Qira, Kifl Hars, Zeita


Our purpose was to visit some of the villages we’re familiar with, where there are people we talk with regularly or where we have ongoing activities and where we haven’t been since Ramadan, before the war.

We wanted to find out how they are, tell them how badly we feel about the terrible events of the war in Gaza and also about what happened on the West Bank and express our support for them and for all the Palestinians.

We determined in advance whether they could meet.


10:15  Qira.  After a few minutes a number of women had gathered in the club, including both coordinators.  They all welcomed us, as usual.  They were particularly pleased to see Sally-Ann, who’d led the movement and dance group for more than a year and had developed personal ties with some of them.  Rikki helped the conversation (in Arabic) and Na., the young coordinator helped with her excellent English; we spoke about personal topics and about the war.

We expressed our sympathy and told them we’d participated in demonstrations and protests against the war.  They’d seen them on television and also knew about the attacks on the demonstrators by right-wingers.  We were all sorry we hadn’t more influence.

They told us that some women with relatives in Gaza were terribly anxious throughout the war, fearing for them.  N., the older coordinator, said her four sons had volunteered with the Red Crescent at demonstrations at Qalandiya during the war.  All four were injured by the army even though their dress identified them as volunteers.  Now they’re alright.


In general, they said, since there are no settlements near the village, they’re not harassed, but they noted other villages who’ve suffered because of the settlers and because of sewage flowing on their lands, among them Brukin, Kufr a-Diq, Bani Zar, Kufr Eyn and others.


They responded happily when we asked whether they want us to continue our activities.  They want to continue learning English, and they very much want to continue the movement and yoga classes.  They suggested beginning again after the olive harvest.  We promised to return and also try to join in the harvest.

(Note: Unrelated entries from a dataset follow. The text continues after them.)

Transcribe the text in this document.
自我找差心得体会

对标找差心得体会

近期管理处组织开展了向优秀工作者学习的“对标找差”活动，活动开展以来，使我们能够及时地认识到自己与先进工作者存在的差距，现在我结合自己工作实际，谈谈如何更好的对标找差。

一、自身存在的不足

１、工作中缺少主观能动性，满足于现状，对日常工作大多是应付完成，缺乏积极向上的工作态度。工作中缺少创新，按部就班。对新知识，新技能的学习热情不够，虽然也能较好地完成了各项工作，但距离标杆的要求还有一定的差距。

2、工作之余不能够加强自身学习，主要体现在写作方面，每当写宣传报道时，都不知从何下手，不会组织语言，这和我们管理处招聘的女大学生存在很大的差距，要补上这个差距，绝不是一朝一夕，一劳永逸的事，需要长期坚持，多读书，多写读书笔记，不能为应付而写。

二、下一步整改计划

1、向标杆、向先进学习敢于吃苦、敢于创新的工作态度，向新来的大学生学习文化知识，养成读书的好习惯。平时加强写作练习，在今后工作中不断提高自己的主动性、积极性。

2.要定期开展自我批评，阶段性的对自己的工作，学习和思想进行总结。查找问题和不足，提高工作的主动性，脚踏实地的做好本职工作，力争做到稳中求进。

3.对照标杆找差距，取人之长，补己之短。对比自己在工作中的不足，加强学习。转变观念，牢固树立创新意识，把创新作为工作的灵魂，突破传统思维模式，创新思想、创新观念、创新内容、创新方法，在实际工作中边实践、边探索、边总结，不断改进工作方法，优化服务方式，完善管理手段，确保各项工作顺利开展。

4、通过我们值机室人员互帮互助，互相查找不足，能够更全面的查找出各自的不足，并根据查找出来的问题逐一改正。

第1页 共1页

11:30  Kifl Hars.  We visited our friend A.  We spoke a bit here also about the war, and about the situation, and expressed our anger and sympathy.  He knows Israel very well and always speaks very moderately.  Today he said (in Hebrew), without going into much detail, “We thought we could manage to live side by side, but evil people decide what will happen”.

He said that during the war the army didn’t enter the village and people weren’t arrested (as sometimes happens there).


12:00  Zeita.  We’d particularly intended to meet F., our pupil, who’d just given birth to her eighth child, Muhammad, and see the kindergarten M., another of our pupils, had opened at the beginning of the school year.  But because we ran out of time we only visited F.  Some women were also visiting and we didn’t talk about other things.


Our general impression was that the mood in the villages was not great.  The localities and the roads seem poorer, the people more disconsolate.


12:40  We started back.  A military jeep was parked on the road up to Hars.